MOSCOW. Nov 25 (Interfax) - Russian scientist Igor Sutyagin convicted of espionage and deported to the United States claims he was treated with psychotropic substances before being questioned at the Lefortovo detention ward.
Sutyagin made the allegation in an article posted on the Human Rights in Russia website.
He said security service agents fed him with "borsch and a glass of cognac", which contained a psychotropic substance.
That interrogation started much earlier than usual, at 7 p.m., Sutyagin said.
"A large bowl of borsch was put on the table between a lieutenant colonel and myself, and it reeked a strong tempting smell. A single glass of cognac was placed on the lieutenant colonel's side of the table. Much later, that modest meal was explained by a specialist," he said.
Sutyagin said his memory started to fail him soon after the interrogation. "I had inexplicable failures of short-term memory. I put something down, looked away and then asked my cellmate if he had seen the item I had just put down. The problem continues till now," he said.
He said that security service agents made a film, which proved his cooperation with foreign secret services, after that interrogation.
"The interrogation resulted in a rather strange film, which, as I was told, was actively shown on television to assure the public that Sutyagin was an agent of the enemy. In fact, the film was supposed to prove the Federal Security Service's idea of my high treason," Sutyagin said.
Interfax has not obtained comment from law enforcers and the Federal Service on Prisons and Penitentiaries.

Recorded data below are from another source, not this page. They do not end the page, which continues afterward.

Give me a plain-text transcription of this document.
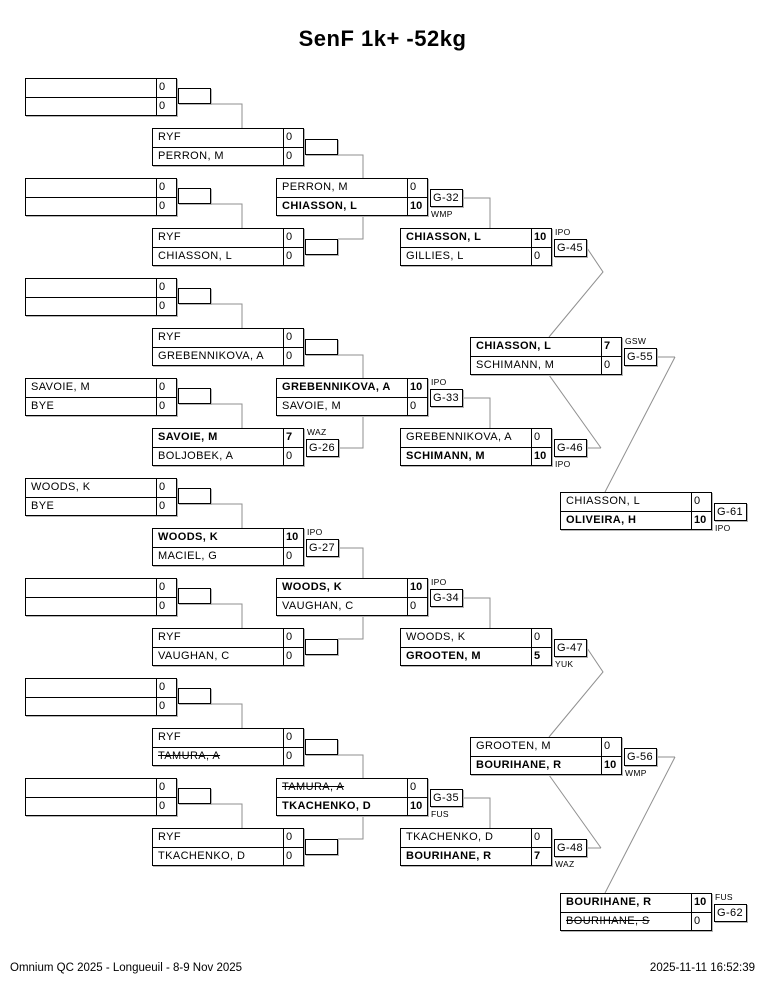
SenF 1k+ -52kg
Omnium QC 2025 - Longueuil - 8-9 Nov 2025	2025-11-11 16:52:39
0
0
0
0
0
0
SAVOIE, M	0
BYE	0
WOODS, K	0
BYE	0
0
0
0
0
0
0
RYF	0
PERRON, M	0
RYF	0
CHIASSON, L	0
RYF	0
GREBENNIKOVA, A	0
SAVOIE, M	7
BOLJOBEK, A	0
G-26
WAZ
WOODS, K	10
MACIEL, G	0
G-27
IPO
RYF	0
VAUGHAN, C	0
RYF	0
TAMURA, A	0
RYF	0
TKACHENKO, D	0
PERRON, M	0
CHIASSON, L	10
G-32
WMP
GREBENNIKOVA, A	10
SAVOIE, M	0
G-33
IPO
WOODS, K	10
VAUGHAN, C	0
G-34
IPO
TAMURA, A	0
TKACHENKO, D	10
G-35
FUS
CHIASSON, L	10
GILLIES, L	0
G-45
IPO
GREBENNIKOVA, A	0
SCHIMANN, M	10
G-46
IPO
WOODS, K	0
GROOTEN, M	5
G-47
YUK
TKACHENKO, D	0
BOURIHANE, R	7
G-48
WAZ
CHIASSON, L	7
SCHIMANN, M	0
G-55
GSW
GROOTEN, M	0
BOURIHANE, R	10
G-56
WMP
CHIASSON, L	0
OLIVEIRA, H	10
G-61
IPO
BOURIHANE, R	10
BOURIHANE, S	0
G-62
FUS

The Moscow City Court sentenced Sutyagin, former head of the military-technical and military-economic policy sector of the Russian Academy of Sciences' Institute of U.S. and Canada Studies, to 15 years in a maximum security penitentiary on April 7, 2004. The court found him guilty of espionage, and the Supreme Court upheld the sentence. The jurors unanimously pronounced him guilty of passing secret information to U.S. military intelligence officers acting under the disguise of the British consulting company Alternative Futures in 1998-1999.
President Dmitry Medvedev pardoned 20 people, among them Sutyagin, Alexander Zaporozhsky, Sergei Skripal and Gennady Vasilenko, in early July. The four men were swapped for ten Russians seized in the United States on espionage charges.
Sutyagin and former reserve colonel of the Main Intelligence Department Sergei Skripal were moved to the UK after they had been pardoned by the Russian president and swapped for suspected spies.
Sutyagin and Skripal were brought from Moscow to Vienna by plane on July 9. A plane belonging to U.S. carrier Vision Airlines took them aboard. The jet made a stopover in the UK and later headed for Washington DC.